Stavano proprio in mezzo al corridoio. Un paio di colleghi si affacciarono alle porte degli uffici. Nell’aria, si coglieva una vaga e non meglio precisata solidarietà maschile.
La psicologa gli esplose addosso come un petardo a Capodanno.
“Lei è un maschilista, un dinosauro, un sessista e un troglodita, ecco cos’è!”
Non era nulla del genere. Non aveva neppure l’età adatta per esserlo. Certi fenomeni sociali hanno una data di scadenza. Non puoi continuare in buona fede ad essere convinto della superiorità maschile, quando tua moglie guadagna più di te; come se fossi tuo nonno, che rientra dopo aver arato il campo.
Ma il mondo stava definitivamente andando a culo per aria, chiaro.
Sta di fatto che le regole apprese dai nonni erano ormai obsolete. Presto, seguire un donna che ti piaceva per sapere dove farle arrivare dei fiori sarebbe stato considerato reato.
Con buona pace di Hermann Hesse, Heine, e tanti altri. Un bel disastro con il botto in fondo, sarebbe stato…
Avrebbe voluto essere capace di esprimere tutto ciò in frasi eleganti, con un tono di voce pacato e leggermente dolente, il genere di tono che dice addio a tutta la bellezza del mondo. Aprì la bocca per cominciare; ma di fronte all’espressione bellicosa di lei scoprì di non averne le forze.
Le voltò le spalle, borbottando soltanto un solerte vaffanculo.
Gli costò un richiamo ufficiale, quella scelta. Ma se avesse insistito, probabilmente alla fine lei avrebbe avuto ragione, perché le avrebbe sbattuto la faccia nel muro.
“Ti han fatto il richiamo, Collalto?”
“Seee… ma va bene, eh! Meglio della galera, in effetti…”
I colleghi sorridevano e annuivano, sommessamente complici. Non sapeva se esserne felice o no. Stavano regredendo tutti quanti ai tempi della scuola elementare.
Maschi contro femmine.
Maria aveva confermato che il padre di Fausto non era mai stato violento, non nel senso che di solito si dà a questa parola.
Non le aveva mai toccate. In effetti, sembrava quasi che lo disgustassero.
Portava loro da mangiare, e altre cose utili.
Parlava, sì. Tanto. Ma non con loro; era come se parlasse tra sé. Ripeteva che aveva bisogno di questo, che le cose sarebbero andate in modo diverso, stavolta… Che glielo avevano promesso…

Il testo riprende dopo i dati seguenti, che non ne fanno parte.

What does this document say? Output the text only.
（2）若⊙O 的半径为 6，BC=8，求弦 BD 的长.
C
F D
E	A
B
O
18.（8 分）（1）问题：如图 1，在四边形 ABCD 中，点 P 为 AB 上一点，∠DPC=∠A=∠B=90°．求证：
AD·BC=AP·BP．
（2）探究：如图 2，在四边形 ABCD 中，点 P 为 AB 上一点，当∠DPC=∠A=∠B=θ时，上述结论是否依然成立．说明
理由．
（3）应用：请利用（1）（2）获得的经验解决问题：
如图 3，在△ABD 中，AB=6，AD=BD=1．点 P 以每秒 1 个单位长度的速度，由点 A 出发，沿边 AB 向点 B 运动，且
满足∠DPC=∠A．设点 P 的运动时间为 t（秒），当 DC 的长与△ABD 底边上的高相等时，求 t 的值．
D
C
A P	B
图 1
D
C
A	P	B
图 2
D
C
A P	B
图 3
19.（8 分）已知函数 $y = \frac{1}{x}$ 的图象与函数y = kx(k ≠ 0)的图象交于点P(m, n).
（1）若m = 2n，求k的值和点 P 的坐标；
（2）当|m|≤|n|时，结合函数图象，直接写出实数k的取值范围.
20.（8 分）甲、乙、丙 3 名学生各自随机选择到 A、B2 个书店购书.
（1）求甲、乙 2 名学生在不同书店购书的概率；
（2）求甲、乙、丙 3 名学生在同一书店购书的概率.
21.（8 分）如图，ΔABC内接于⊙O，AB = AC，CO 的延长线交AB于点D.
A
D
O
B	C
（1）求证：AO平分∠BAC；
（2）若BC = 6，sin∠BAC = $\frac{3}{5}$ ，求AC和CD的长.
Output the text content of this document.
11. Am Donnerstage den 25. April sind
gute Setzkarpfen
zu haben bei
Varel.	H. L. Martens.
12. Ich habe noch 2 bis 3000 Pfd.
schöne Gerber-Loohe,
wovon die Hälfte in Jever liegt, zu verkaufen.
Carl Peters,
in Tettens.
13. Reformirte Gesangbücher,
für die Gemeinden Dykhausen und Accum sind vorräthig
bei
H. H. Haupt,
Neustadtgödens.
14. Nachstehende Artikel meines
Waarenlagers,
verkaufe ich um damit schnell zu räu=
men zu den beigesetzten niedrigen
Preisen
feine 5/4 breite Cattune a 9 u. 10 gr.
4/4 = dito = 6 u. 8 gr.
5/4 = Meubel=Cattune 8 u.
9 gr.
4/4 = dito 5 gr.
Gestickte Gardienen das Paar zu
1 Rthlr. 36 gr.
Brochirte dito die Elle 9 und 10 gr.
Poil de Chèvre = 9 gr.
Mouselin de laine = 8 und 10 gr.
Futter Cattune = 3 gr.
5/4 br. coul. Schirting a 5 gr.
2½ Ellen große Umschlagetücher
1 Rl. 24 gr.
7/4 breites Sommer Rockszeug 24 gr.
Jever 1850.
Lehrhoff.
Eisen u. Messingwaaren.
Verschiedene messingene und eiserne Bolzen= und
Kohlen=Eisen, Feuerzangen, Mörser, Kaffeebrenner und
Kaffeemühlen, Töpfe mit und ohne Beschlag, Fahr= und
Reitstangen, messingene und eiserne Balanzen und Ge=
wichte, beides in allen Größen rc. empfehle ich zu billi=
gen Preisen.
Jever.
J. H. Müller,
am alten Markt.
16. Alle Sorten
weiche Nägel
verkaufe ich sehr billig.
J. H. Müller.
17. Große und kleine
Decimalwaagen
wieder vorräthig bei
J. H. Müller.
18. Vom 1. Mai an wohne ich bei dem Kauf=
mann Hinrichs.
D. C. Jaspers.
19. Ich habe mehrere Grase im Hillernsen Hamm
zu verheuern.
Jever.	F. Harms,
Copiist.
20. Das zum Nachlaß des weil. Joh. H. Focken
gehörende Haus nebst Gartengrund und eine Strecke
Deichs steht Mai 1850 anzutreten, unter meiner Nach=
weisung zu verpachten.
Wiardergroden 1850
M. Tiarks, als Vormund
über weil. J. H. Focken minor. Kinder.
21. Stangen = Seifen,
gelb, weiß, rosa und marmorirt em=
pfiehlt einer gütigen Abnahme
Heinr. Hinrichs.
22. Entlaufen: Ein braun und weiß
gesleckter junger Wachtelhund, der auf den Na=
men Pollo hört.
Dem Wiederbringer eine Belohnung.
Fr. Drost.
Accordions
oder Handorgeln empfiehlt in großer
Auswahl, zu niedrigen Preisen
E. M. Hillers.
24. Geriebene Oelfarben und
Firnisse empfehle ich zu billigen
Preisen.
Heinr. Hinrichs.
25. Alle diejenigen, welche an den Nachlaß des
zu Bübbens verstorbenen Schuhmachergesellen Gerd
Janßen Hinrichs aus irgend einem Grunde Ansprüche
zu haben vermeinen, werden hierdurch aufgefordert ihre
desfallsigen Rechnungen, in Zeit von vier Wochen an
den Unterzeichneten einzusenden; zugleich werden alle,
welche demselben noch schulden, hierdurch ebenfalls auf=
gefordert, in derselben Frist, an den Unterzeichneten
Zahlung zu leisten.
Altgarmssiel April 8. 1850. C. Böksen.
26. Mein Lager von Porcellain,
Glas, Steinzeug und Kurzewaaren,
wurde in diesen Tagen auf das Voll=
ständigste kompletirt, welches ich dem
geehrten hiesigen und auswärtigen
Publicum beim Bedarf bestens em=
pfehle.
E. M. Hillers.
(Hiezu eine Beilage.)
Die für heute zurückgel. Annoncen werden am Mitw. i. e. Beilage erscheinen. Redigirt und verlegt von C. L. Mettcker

Quando le mostrarono una fotografia, con un filo di voce confermò che si trattava proprio di lui.
Luciano ne fu sconvolto più di quanto avrebbe creduto.
Per un paio d’ore, si aggirò sforzandosi di trovare uno spazio di manovra in mezzo a quei fatti angosciosi.
Sillabava a mezza voce le teorie più strampalate. Smise solo quando le sue labbra pronunciarono le parole ‘rapimento alieno’.
A quel punto, tornò bruscamente in sé, proprio come se qualcuno lo avesse schiaffeggiato.
La psicologa lo stava fissando.
“Si sente bene, agente?” chiese.
“Sì, credo… cioè, no…”
Il suo smarrimento doveva essere palese, perché lei lo prese sottobraccio, guidandolo verso l’uscita.
“Venga, che ci prendiamo un vero caffè, così mi racconta tutto.”